Verdachte is, blijkens het op zijn naam gesteld uittreksel uit het Justitiële Documentatieregister van 18 juli 2006, niet eerder veroordeeld voor soortgelijke strafbare feiten. Om hem ervan te weerhouden opnieuw strafbare feiten te plegen zal hem voor feit 2 een geheel voorwaardelijke hechtenis van na te noemen duur worden opgelegd met een proeftijd van twee jaar alsmede de door de officier van justitie gevorderde geldboete. Deze straf gaat boven de eis uit maar zij is geboden om verdachte ervan te doordringen dat hij niet nogmaals een uitspraak van een medisch tuchtcollege naast zich neer mag leggen.
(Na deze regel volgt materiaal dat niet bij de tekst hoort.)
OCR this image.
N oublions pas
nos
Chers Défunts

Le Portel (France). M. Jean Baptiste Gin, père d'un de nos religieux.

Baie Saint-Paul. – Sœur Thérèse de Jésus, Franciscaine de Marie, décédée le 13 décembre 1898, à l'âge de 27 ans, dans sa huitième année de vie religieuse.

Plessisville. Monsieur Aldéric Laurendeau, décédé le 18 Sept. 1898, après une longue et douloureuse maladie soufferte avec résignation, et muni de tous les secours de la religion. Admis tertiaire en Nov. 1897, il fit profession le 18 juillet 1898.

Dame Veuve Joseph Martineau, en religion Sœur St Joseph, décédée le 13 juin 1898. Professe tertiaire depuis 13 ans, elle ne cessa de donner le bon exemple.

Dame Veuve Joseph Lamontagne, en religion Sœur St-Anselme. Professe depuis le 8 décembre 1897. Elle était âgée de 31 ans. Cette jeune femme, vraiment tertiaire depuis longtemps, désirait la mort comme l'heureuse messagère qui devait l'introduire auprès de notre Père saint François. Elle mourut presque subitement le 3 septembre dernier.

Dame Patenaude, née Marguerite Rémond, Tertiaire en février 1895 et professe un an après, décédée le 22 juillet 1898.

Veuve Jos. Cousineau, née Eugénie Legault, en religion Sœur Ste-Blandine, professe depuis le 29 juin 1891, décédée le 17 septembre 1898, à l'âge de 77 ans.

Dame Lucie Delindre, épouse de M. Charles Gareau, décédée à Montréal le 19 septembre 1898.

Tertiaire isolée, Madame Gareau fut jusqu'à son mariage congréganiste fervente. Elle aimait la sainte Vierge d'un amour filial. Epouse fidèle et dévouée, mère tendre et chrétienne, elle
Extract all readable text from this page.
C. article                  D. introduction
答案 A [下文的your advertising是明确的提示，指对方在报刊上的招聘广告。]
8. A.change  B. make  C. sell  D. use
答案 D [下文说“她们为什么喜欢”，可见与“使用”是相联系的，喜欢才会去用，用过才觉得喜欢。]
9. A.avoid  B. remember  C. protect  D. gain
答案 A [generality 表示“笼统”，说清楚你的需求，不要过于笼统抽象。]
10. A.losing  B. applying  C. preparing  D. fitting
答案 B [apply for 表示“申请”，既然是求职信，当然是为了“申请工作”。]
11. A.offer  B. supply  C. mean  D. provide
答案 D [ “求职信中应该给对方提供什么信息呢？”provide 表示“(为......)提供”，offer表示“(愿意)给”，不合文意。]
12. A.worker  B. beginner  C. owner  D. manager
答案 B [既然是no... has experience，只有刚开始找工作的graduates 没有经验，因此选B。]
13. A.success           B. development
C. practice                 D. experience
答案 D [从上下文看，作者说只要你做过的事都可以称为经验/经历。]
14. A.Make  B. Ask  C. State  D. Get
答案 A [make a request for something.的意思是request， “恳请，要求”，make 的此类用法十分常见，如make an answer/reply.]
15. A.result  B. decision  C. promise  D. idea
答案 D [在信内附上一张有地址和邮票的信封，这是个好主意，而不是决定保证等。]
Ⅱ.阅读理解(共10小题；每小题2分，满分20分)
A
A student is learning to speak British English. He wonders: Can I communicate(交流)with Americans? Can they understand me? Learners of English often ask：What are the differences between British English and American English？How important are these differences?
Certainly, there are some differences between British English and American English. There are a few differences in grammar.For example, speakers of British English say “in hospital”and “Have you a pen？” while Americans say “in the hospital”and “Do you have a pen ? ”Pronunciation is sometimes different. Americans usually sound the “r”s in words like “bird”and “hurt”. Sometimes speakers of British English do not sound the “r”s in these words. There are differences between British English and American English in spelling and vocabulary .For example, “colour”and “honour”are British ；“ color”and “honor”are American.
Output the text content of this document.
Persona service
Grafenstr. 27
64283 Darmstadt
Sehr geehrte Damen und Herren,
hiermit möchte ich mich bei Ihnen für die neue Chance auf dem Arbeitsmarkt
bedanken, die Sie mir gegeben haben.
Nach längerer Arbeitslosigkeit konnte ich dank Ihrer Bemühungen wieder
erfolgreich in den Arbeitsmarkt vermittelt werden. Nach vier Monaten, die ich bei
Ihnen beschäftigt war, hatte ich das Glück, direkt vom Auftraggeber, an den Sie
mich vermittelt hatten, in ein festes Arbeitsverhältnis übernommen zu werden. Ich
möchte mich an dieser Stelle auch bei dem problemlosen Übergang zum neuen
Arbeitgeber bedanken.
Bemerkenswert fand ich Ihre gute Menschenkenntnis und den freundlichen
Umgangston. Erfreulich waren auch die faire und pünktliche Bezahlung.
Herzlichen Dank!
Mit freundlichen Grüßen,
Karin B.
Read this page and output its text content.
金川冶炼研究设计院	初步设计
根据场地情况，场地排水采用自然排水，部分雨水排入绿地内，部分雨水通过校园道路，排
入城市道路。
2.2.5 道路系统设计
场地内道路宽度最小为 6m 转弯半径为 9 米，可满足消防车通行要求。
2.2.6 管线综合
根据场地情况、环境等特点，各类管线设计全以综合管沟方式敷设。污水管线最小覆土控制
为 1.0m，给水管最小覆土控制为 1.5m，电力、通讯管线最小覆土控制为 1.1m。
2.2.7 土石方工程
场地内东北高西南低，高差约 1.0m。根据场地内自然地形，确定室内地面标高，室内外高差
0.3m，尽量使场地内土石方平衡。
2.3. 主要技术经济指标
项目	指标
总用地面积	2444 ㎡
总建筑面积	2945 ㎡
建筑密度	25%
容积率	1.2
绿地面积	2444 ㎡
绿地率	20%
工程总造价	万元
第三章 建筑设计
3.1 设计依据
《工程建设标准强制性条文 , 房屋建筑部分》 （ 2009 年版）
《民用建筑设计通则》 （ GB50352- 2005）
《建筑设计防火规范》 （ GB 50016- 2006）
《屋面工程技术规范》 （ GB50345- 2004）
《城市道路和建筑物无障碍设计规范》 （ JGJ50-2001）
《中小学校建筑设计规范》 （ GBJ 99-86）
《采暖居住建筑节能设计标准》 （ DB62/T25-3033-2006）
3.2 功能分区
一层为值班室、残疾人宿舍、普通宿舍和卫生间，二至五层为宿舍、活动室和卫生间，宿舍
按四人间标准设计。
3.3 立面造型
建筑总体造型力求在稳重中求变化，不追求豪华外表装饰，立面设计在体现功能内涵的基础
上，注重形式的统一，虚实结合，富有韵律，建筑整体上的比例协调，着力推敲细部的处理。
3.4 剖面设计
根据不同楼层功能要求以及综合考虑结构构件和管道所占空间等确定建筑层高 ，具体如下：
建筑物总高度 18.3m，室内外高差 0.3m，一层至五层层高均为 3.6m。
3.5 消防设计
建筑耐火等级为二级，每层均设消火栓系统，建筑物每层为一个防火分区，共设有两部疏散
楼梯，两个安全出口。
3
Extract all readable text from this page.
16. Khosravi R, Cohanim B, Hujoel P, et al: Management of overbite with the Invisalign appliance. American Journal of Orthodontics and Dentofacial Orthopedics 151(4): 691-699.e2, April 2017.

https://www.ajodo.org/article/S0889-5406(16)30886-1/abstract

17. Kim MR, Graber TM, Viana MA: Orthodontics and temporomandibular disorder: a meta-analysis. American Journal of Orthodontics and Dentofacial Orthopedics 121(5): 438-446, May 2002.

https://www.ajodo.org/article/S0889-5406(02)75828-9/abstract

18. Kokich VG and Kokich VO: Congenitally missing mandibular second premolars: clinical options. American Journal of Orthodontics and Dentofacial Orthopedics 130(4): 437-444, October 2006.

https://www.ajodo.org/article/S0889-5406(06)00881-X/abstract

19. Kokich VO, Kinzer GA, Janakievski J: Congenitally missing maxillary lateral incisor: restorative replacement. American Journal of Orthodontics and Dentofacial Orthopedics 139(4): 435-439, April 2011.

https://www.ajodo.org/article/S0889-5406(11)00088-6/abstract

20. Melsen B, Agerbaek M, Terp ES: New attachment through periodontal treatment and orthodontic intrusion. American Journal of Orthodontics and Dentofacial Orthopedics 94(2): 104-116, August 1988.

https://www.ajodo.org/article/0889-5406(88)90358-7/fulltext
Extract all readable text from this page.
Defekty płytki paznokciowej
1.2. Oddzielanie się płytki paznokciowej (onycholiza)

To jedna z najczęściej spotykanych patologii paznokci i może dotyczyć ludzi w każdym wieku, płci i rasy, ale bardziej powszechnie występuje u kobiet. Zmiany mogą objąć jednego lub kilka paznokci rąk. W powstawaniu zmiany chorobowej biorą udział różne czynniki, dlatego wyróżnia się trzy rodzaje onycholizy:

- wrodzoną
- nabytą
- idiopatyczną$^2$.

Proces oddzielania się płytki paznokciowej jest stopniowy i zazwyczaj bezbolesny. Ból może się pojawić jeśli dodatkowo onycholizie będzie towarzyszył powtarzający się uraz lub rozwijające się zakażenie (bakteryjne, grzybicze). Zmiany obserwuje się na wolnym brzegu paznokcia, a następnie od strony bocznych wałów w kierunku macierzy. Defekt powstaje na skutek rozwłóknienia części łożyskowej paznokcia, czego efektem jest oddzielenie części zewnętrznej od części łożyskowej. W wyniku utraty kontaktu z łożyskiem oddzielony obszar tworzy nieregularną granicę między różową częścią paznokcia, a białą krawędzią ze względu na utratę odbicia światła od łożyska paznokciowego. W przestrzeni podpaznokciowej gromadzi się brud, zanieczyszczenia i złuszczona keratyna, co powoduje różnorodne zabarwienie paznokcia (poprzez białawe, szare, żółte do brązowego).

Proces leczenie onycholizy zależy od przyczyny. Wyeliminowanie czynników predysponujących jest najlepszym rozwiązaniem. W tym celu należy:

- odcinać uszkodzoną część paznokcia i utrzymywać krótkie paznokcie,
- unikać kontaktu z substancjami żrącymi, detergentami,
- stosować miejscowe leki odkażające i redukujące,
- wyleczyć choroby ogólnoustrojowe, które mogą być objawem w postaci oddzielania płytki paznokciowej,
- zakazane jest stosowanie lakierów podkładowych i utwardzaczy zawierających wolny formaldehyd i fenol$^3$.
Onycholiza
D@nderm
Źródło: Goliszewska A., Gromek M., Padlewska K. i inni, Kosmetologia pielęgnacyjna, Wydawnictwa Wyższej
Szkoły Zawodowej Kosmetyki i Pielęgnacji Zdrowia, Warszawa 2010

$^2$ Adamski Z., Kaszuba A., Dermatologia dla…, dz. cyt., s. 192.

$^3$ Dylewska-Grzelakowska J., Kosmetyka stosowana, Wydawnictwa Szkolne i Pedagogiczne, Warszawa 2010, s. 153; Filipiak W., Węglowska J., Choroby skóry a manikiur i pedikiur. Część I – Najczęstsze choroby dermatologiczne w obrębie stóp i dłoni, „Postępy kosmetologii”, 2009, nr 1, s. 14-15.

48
Daarnaast is het passend en geboden voor feit 3 een tiental onvoorwaardelijke geldboetes van na te noemen hoogte op te leggen.
TOEPASSELIJKE WETTELIJKE VOORSCHRIFTEN
Gelet is op de artikelen 14a (oud), 14b (oud), 14c, 23 (oud), 24, 24c en 62 van het Wetboek van Strafrecht, alsmede op de artikelen 4, 35, 97 en 99 van de Wet op de beroepen in de individuele gezondheidszorg.
BESLISSING
De politierechter:
- verklaart niet bewezen, dat de verdachte het onder 1 ten laste gelegde heeft begaan en spreekt de verdachte daarvan vrij;
- verklaart bewezen, dat de verdachte het onder 2 en 3 ten laste gelegde, zoals hiervoor omschreven, heeft begaan;
- verklaart niet bewezen hetgeen terzake meer of anders is ten laste gelegd en spreekt de verdachte daarvan vrij;
- stelt vast dat het bewezen verklaarde oplevert de hier-voor vermelde strafbare feiten;
- verklaart de verdachte voor het bewezen verklaarde strafbaar;
- veroordeelt de verdachte voor het onder 2 ten laste gelegde tot hechtenis voor de duur van 3 (drie) weken;
- bepaalt dat deze vrijheidsstraf niet ten uitvoer zal worden gelegd, tenzij de rechtbank later ander mocht gelasten;
- stelt daarbij een proeftijd vast van 2 (twee) jaren; de tenuitvoerlegging kan worden gelast indien de veroordeelde zich vóór het einde van de proeftijd aan een strafbaar feit schuldig maakt;
- veroordeelt de verdachte voor het onder 2 ten laste gelegde tot een geldboete van EUR 250,00, (tweehonderdvijftig euro), bij gebreke van betaling en verhaal te vervangen door 10 dagen hechtenis;
- veroordeelt de verdachte voor de onder 3 ten laste gelegde overtredingen tot het betalen van 10 (tien) geldboetes, van elk EUR 50,00 (vijftig euro), bij gebreke van betaling en verhaal telkens te vervangen door hechtenis voor de tijd van 1 (één) dag.
Dit vonnis is gewezen door:
mr. Poiesz, rechter
in tegenwoordigheid van Groen, griffier,
en uitgesproken op de openbare terechtzitting van deze rechtbank op 12 september 2006.